這話聽著像夸獎,但語氣里卻帶著一種倚老賣老的輕視。
夏冬淡淡地笑了笑。
“賈校長過獎了。運氣好而已。”
“運氣也是實力的一種嘛。”賈世安翻了翻手里的文件,“你這個方案,我看過了。想法很大膽,很有創意。”
夏冬沒接話,等著他的下文。
果然,賈世安話鋒一轉。
“但是,不成熟。
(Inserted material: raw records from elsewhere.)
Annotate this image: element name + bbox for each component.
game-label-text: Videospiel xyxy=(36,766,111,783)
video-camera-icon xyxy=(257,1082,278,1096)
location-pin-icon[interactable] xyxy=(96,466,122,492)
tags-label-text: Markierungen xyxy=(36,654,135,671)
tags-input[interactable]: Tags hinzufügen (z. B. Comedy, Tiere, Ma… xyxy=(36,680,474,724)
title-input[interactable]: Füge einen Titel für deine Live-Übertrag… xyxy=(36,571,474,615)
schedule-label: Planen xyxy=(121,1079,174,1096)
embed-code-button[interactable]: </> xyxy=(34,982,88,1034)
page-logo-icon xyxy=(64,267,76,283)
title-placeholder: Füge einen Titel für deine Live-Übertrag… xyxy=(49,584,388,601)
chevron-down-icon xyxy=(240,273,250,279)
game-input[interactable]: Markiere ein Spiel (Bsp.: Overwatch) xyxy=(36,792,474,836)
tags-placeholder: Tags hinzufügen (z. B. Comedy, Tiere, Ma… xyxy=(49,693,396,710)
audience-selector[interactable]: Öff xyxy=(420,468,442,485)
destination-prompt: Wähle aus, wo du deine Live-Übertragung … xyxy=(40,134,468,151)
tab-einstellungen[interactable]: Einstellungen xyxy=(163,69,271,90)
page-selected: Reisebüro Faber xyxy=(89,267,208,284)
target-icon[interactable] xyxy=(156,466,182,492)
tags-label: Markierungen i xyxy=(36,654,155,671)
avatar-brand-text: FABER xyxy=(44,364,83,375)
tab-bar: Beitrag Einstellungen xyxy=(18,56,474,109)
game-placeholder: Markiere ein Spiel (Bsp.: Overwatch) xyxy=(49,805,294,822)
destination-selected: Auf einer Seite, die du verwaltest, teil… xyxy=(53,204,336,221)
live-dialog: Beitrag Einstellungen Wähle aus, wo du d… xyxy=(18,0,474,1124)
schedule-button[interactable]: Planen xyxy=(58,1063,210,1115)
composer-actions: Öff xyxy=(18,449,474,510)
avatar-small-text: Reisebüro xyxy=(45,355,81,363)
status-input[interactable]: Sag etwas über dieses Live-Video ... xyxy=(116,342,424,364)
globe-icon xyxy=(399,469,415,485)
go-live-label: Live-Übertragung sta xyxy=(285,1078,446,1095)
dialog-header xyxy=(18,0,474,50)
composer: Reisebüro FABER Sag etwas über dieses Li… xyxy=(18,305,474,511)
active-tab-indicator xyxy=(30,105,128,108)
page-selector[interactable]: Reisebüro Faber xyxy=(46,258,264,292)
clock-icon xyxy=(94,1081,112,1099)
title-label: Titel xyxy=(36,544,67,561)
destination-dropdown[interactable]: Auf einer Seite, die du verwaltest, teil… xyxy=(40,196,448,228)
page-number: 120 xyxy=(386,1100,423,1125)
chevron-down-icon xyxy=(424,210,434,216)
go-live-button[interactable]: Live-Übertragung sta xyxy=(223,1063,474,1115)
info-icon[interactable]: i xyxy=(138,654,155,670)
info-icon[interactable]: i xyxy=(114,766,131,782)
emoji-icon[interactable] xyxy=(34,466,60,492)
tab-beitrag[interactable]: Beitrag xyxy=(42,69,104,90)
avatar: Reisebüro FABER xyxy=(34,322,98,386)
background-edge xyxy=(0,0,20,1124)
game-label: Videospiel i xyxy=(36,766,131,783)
”
他把文件合上,往桌上一扔。
啪的一聲。
聲音不大,但在安靜的辦公室里顯得很刺耳。
“學校是教書育人的地方,不是做生意的地方。”
“教學大綱是經過幾代專家論證定下來的,是嚴肅的,是科學的。不是哪個企業出點錢,就能隨便改的。”
賈世安看著夏冬,眼神里帶著一種審視。
“我知道你們這些互聯網公司,講究快,講究變。但在教育上,快就是錯,變就是亂。”
“我們不能拿學生的前途開玩笑。”
這一番話,說得冠冕堂皇,滴水不漏。